Manuel Kolski in a undated photo.
By Kevin Kirkland / Pittsburgh Post-Gazette
Manuel Kolski will not forget, cannot forget what happened to him in Auschwitz II-Birkenau, a Nazi concentration/extermination camp in Poland. When he was 96, he returned there with his family, sometimes wiping his eyes as he recounted what he had seen. From memory, he quietly repeated a tour guide’s reading of the words of Elie Wiesel remembering his first night at Auschwitz:
“Never shall I forget these things, even if I’m condemned to live as long as God himself.”
Mr. Kolski will not live that long, but he celebrated his 100th birthday Saturday with family and friends in Squirrel Hill. The theme of the party was Chazak v Amatz, which means strength and courage in Hebrew. He is not as strong as he once was, but he believes his long life is a victory over the Nazis, one he shares with his mother and the other 1.2 million people murdered at Birkenau — 1.1 million Jews and 110,000 Gentiles.
Manny Kolski was born Aug. 28, 1914, in Isbiza, Poland, the youngest of Asher Kliesewski and Chana Kolski’s four children and the only boy. When he was 6, he helped support his family by selling fruit-flavored soda water. Several years later, he and his family moved to nearby Lodz.
In the late 1930s, he served in the Polish army and was posted to the Russian border. He was captured and spent time in two German concentration camps, Ahlem and Gross Rosen. He was released back to Lodz and worked as a fireman in the Jewish ghetto. When he was in his 20s, he helped dig his father’s grave. Four years ago, he returned to Lodz and went looking for that grave, as shown in a documentary by Shaul Lilove, “Poland, Personally.” (http://vimeo.com/27477353)
The film tracks Mr. Kolski as he leads a large group of family, teachers and students from Pittsburgh to places that he knew in Poland. At Birkenau, he recounts how guards separated him from his mother as soon as they stepped off the train, screaming at the terrified Jews.
“’Schnell! Schnell! Schnell!’ Everything fast,” he said, adding that he believed both of them would be gassed. Only she was.
“I didn’t tell her anything. What’s the use? Better to say nothing.”
He was freed by the British army in 1945 and returned to Poland to look for the rest of his family, but none had survived. At a displaced persons camp, he met fellow survivor Elka Akin and they were married in Germany. Their first daughter, Annette Kolski-Andreaco of Squirrel Hill, was born in 1947. Two years later, they immigrated to the U.S. and eventually settled in Highland Park.
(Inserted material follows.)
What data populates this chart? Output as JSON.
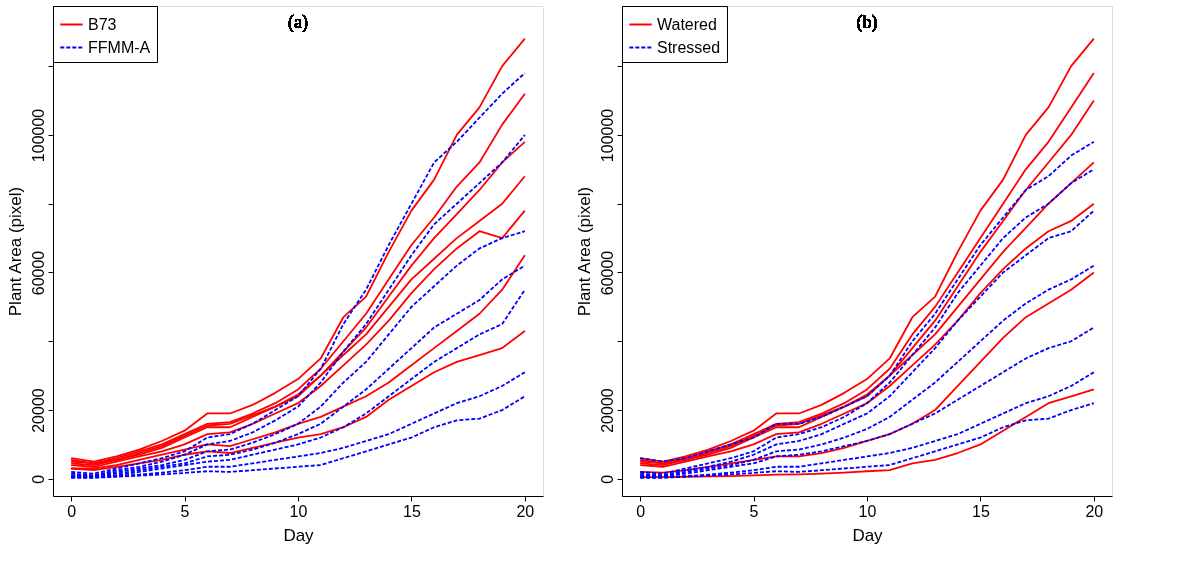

Their second daughter, Margie Segal of Los Angeles, was born in 1952.
Mr. Kolski worked for 25 years at United Baking Co. on the South Side. He and his wife had five grandsons. She died March 2, 2005, and Mr. Kolski moved to Maxon Towers Apartments in Squirrel Hill, which held a birthday party for him Thursday.
Ms. Kolski-Andreaco said her father attributes his longevity to his positive attitude and will to live.
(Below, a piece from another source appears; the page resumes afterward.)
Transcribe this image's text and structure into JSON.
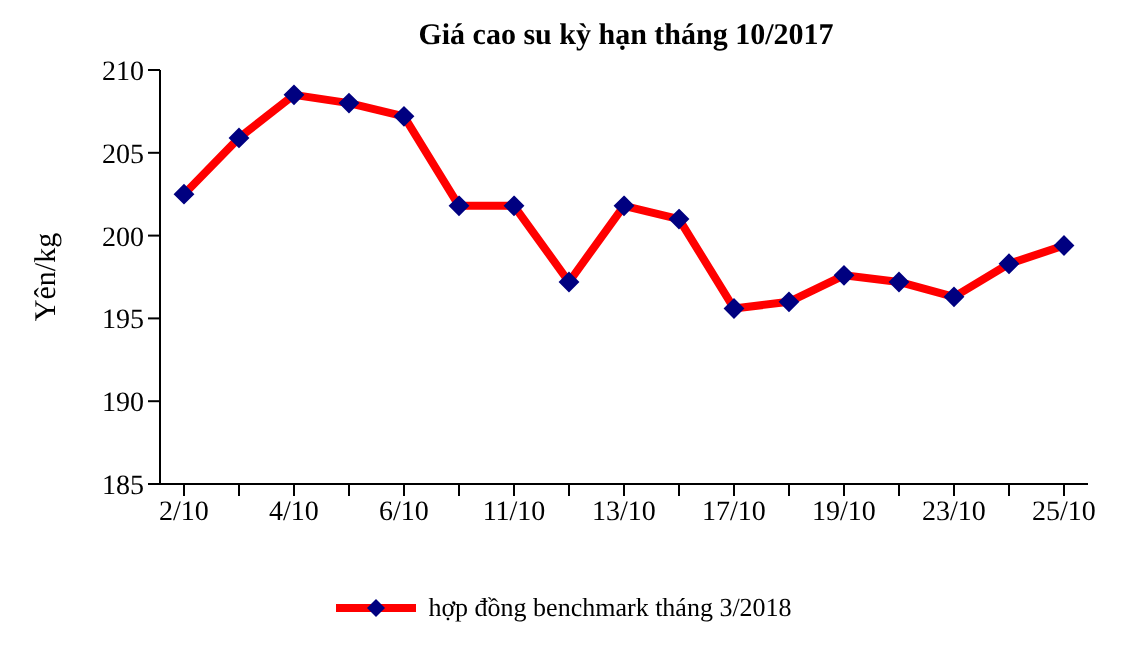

“He doesn't waste time complaining about anything. He moves forward. He's resilient in the truest sense of the word,” she said, adding that he also eats chicken soup every night without fail.
Despite what he has seen and experienced, he remains fun-loving and charismatic, she said.
“I believe he lives well as a way of denying the Nazis victory. If those experiences changed him, it was to solidify his commitment to living a full life.”